The recent editorial changes at the Nations Media Group Uganda (NMG-U) showed a rather common challenge the media industry grapples with. Out of the over 10 top editorial positions that were announced, only two were occupied by females.
This is a not a problem of the NMG-U or Uganda alone though. It is one the media across the world faces. According to the 2011 study by the International Women Media Foundation, globally, 73 per cent of the top management jobs in the media were occupied by men compared to 27 per cent by women. In the United States, the American Society of News Editors reported in 2013 that women accounted for only 34.6 per cent of supervising positions.
In South Africa, women occupy only 19 per cent of top management positions, according to the South African National Editors Forum. Their report is as recent as 2018! The East African Journalists Association reported that in East Africa, only 3 per cent of female journalists sit at the decision-making organs of their media institutions.
The media should be of interest to all because it is an important function as both producer of narratives and narrator to public audiences.
It is only when women are equal partners in the multi-layered work of deciding what constitutes a story that we can paint a more textured, accurate picture of the worlds that we all – male and female – inhabit.
The power of the media is in its crucial role of framing public debates and shaping public perceptions by selecting the issues to be reported and how they are presented. UNESCO, the UN education and scientific body, notes that to accurately mirror societies and to produce coverage that is complete and diverse, it is critical that the news reflect the world as seen through the eyes of women and men. That’s achieved at editorial level.
For my Master of Arts in Gender Studies at Makerere University, I did a thesis on gender and decision-making in the print media in Uganda. I documented experiences of newspaper editors regarding participation and decision-making on news content and newsroom culture in the print media in an effort to realise a gender responsive and inclusive media.

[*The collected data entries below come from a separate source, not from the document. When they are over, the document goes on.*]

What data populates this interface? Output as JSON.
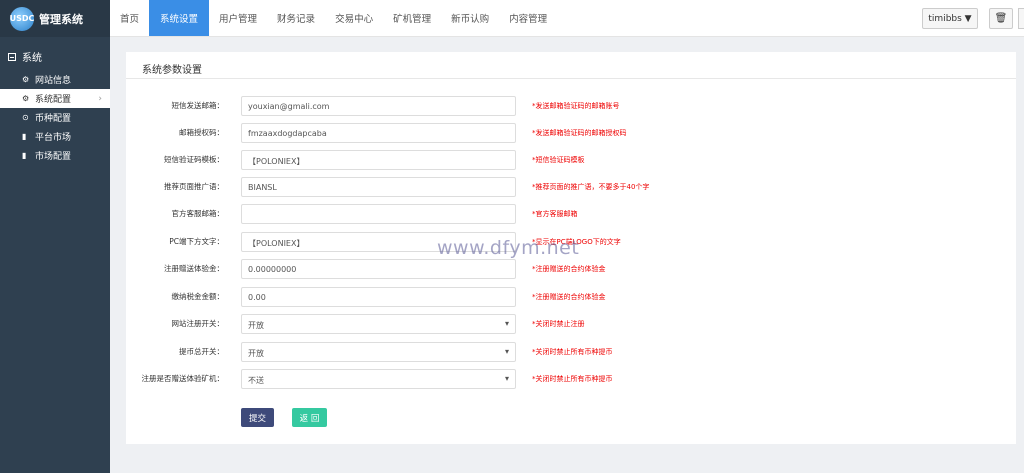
{
  "sidebar": {
    "logo_mark": "USDC",
    "logo_text": "管理系统",
    "section": "系统",
    "items": [
      {
        "label": "网站信息",
        "icon": "gear-icon"
      },
      {
        "label": "系统配置",
        "icon": "gear-icon"
      },
      {
        "label": "币种配置",
        "icon": "coin-icon"
      },
      {
        "label": "平台市场",
        "icon": "bar-chart-icon"
      },
      {
        "label": "市场配置",
        "icon": "bar-chart-icon"
      }
    ]
  },
  "topnav": {
    "tabs": [
      "首页",
      "系统设置",
      "用户管理",
      "财务记录",
      "交易中心",
      "矿机管理",
      "新币认购",
      "内容管理"
    ],
    "active_tab": "系统设置",
    "user": "timibbs ▼",
    "trash_icon": "trash-icon"
  },
  "panel": {
    "title": "系统参数设置",
    "rows": [
      {
        "label": "短信发送邮箱：",
        "value": "youxian@gmali.com",
        "hint": "*发送邮箱验证码的邮箱账号"
      },
      {
        "label": "邮箱授权码：",
        "value": "fmzaaxdogdapcaba",
        "hint": "*发送邮箱验证码的邮箱授权码"
      },
      {
        "label": "短信验证码模板：",
        "value": "【POLONIEX】",
        "hint": "*短信验证码模板"
      },
      {
        "label": "推荐页面推广语：",
        "value": "BIANSL",
        "hint": "*推荐页面的推广语，不要多于40个字"
      },
      {
        "label": "官方客服邮箱：",
        "value": "",
        "hint": "*官方客服邮箱"
      },
      {
        "label": "PC端下方文字：",
        "value": "【POLONIEX】",
        "hint": "*显示在PC端LOGO下的文字"
      },
      {
        "label": "注册赠送体验金：",
        "value": "0.00000000",
        "hint": "*注册赠送的合约体验金"
      },
      {
        "label": "缴纳税金金额：",
        "value": "0.00",
        "hint": "*注册赠送的合约体验金"
      },
      {
        "label": "网站注册开关：",
        "value": "开放",
        "hint": "*关闭时禁止注册",
        "select": true
      },
      {
        "label": "提币总开关：",
        "value": "开放",
        "hint": "*关闭时禁止所有币种提币",
        "select": true
      },
      {
        "label": "注册是否赠送体验矿机：",
        "value": "不送",
        "hint": "*关闭时禁止所有币种提币",
        "select": true
      }
    ],
    "submit": "提交",
    "back": "返 回"
  },
  "watermark": "www.dfym.net"
}
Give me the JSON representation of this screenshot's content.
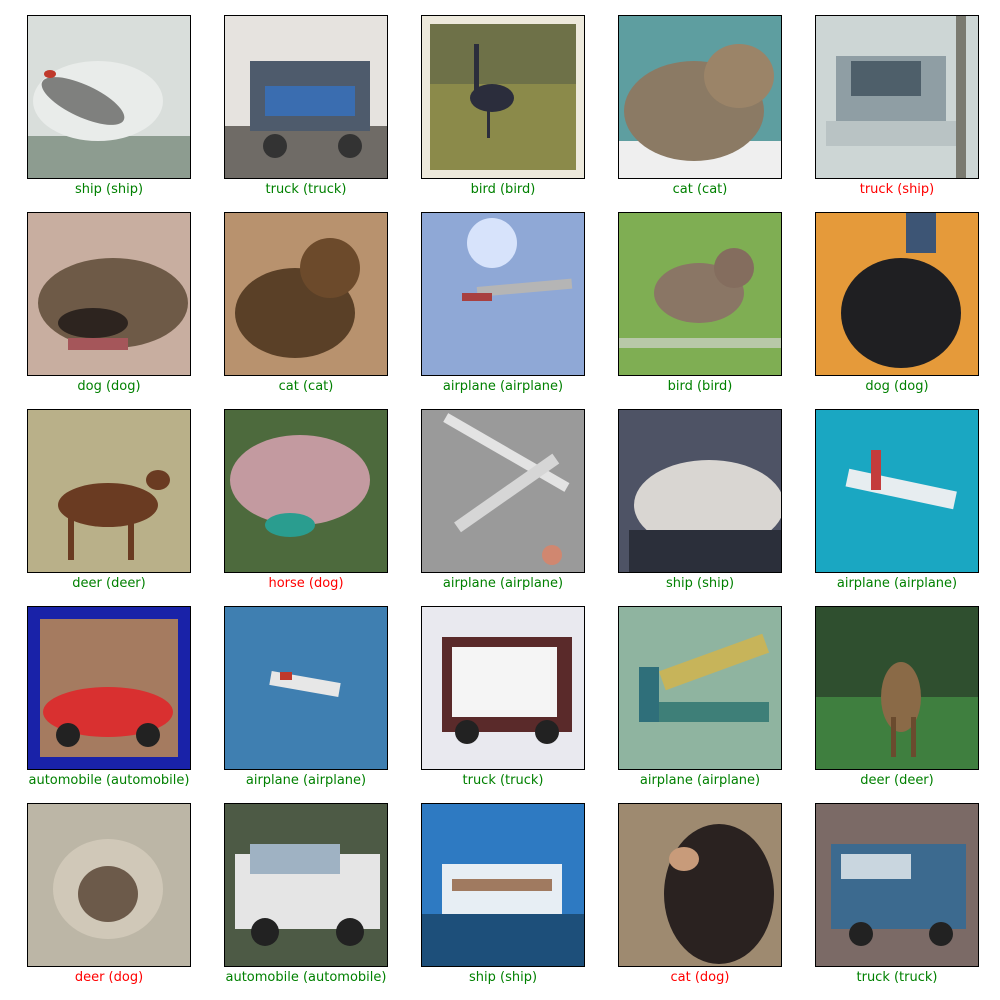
{
  "colors": {
    "correct": "#008000",
    "incorrect": "#ff0000"
  },
  "grid": {
    "items": [
      {
        "label": "ship (ship)",
        "correct": true,
        "subject": "ship"
      },
      {
        "label": "truck (truck)",
        "correct": true,
        "subject": "truck"
      },
      {
        "label": "bird (bird)",
        "correct": true,
        "subject": "bird"
      },
      {
        "label": "cat (cat)",
        "correct": true,
        "subject": "cat"
      },
      {
        "label": "truck (ship)",
        "correct": false,
        "subject": "ship"
      },
      {
        "label": "dog (dog)",
        "correct": true,
        "subject": "dog"
      },
      {
        "label": "cat (cat)",
        "correct": true,
        "subject": "cat"
      },
      {
        "label": "airplane (airplane)",
        "correct": true,
        "subject": "airplane"
      },
      {
        "label": "bird (bird)",
        "correct": true,
        "subject": "bird"
      },
      {
        "label": "dog (dog)",
        "correct": true,
        "subject": "dog"
      },
      {
        "label": "deer (deer)",
        "correct": true,
        "subject": "deer"
      },
      {
        "label": "horse (dog)",
        "correct": false,
        "subject": "dog"
      },
      {
        "label": "airplane (airplane)",
        "correct": true,
        "subject": "airplane"
      },
      {
        "label": "ship (ship)",
        "correct": true,
        "subject": "ship"
      },
      {
        "label": "airplane (airplane)",
        "correct": true,
        "subject": "airplane"
      },
      {
        "label": "automobile (automobile)",
        "correct": true,
        "subject": "automobile"
      },
      {
        "label": "airplane (airplane)",
        "correct": true,
        "subject": "airplane"
      },
      {
        "label": "truck (truck)",
        "correct": true,
        "subject": "truck"
      },
      {
        "label": "airplane (airplane)",
        "correct": true,
        "subject": "airplane"
      },
      {
        "label": "deer (deer)",
        "correct": true,
        "subject": "deer"
      },
      {
        "label": "deer (dog)",
        "correct": false,
        "subject": "dog"
      },
      {
        "label": "automobile (automobile)",
        "correct": true,
        "subject": "automobile"
      },
      {
        "label": "ship (ship)",
        "correct": true,
        "subject": "ship"
      },
      {
        "label": "cat (dog)",
        "correct": false,
        "subject": "dog"
      },
      {
        "label": "truck (truck)",
        "correct": true,
        "subject": "truck"
      }
    ]
  }
}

The study established that the number of females in editorial positions decreased as one rises up the editorial ladder. The number of males increased as one ascends up the editorial ladder. There were more male journalists at the level of managing editor for example. There were more female sub-editors, positions at the lower editorial level. With more senior editorial positions occupied by males, decision-making in the print media in Uganda is largely conscripted in favour of males.
Reproductive roles were the biggest limiting factors for female journalists to rise to senior editorial positions in the print media as one male key informant at a level of an editor, explained, “I have severally been involved in selection of candidates and I can say that it depends on people who stay longer in the newsroom. Many female journalists do not stay long. For some, because of competing work and marital responsibilities, the husband becomes uncomfortable with her journalism work.
Men, however, stay longer in the newsroom and when an opportunity opens up, they will likely be picked on for the job because of the experience they have.
Indeed, a news article announcing NMG-U editorial changes highlighted how most of those who had been appointed to various top editorial positions had stayed in the newsroom for a number of years!
The study recommended that media organisations institute gender responsive support systems such as human resource and editorial policies that are gender responsive and promote women advancement and tackle all forms of violence against women including sexism and sexual harassment, supported by journalism schools and civil society.
Brian Mutebi is a gender and development communications consultant.